In 2019, the Swedish band Isildurs Bane and the English singer-songwriter-multi-instrumentalist Peter Hammill surprised and delighted their respective fans by collaborating for an album, "In Amazonia". While this union seemed destined to remain unique, the artists, stuck but also inspired by the Covid, did it again two years later with "In Disequilibrium".
The album contains two suites, each cut into several tracks. "Suite" is perhaps not the right word because the different parts of each one are only linked by tenuous sounds and can be listened individually. But they are welded together by the musical atmosphere that runs through them and makes them complementary.
Thus the three movements of 'In Disequilibrium' are crossed by a dense and intense music, a maelstrom of sounds constituted by multiple layers of instruments (perfectly restored by a limpid production) playing a very free score, the whole dominated by a Peter Hammill very in shape alternating percussive and aggressive vocals and atmospheric head voice.
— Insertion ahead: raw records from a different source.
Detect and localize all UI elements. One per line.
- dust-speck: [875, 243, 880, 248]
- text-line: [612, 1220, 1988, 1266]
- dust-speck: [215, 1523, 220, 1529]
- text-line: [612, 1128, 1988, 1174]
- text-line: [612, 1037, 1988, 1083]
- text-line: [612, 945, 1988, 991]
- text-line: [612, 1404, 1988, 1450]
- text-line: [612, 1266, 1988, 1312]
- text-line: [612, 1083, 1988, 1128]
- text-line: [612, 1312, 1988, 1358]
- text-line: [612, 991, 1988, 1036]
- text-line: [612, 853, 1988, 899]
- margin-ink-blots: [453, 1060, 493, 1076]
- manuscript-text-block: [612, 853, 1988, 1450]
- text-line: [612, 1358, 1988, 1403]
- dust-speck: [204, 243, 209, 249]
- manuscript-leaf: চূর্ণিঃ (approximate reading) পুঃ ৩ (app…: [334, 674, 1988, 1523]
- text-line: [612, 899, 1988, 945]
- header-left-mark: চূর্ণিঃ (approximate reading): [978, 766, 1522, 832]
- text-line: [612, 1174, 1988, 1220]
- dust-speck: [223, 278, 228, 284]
The title is particularly well chosen so much the listener has the impression that the music is in constant unstable balance ready to break, but catches up in extremis every time it wavers. The originality and the experimental side of the ensemble resolutely evoke the King Crimson and Van der Graaf Generator of the great days.
The four movements of 'Gently (Step by Step)' are quite different. Where the first suite was nothing but breathless sonic fury, the second plunges the listener into a stripped-down, soft, sometimes atmospheric neo-classical music. Rage and fear have given way to a breath of melancholic oxygen, the sometimes dissonant and angular sonorities are supplanted by others more harmonious and delicate. The very open orchestration, mixing electric and acoustic instruments, allows to fully enjoy the multiple keyboards, strings, winds and percussions used.
"In Disequilibrium" seems to be made for the vinyl with a first side experimental, dense and aggressive, cataclysmic like a volcanic eruption, and a second one soothed and melodious evoking a misty water table by a cold morning. If "In Amazonia" was already the fruit of a beautiful collaboration, "In Disequilibrium" allows Isildurs Bane and Peter Hammill to bring out the best of themselves in a perfectly successful fusion, evoking the so particular universes of each one without one prevailing on the other. It only remains to hope that the fruit of this osmosis gives them the desire to continue this superb adventure.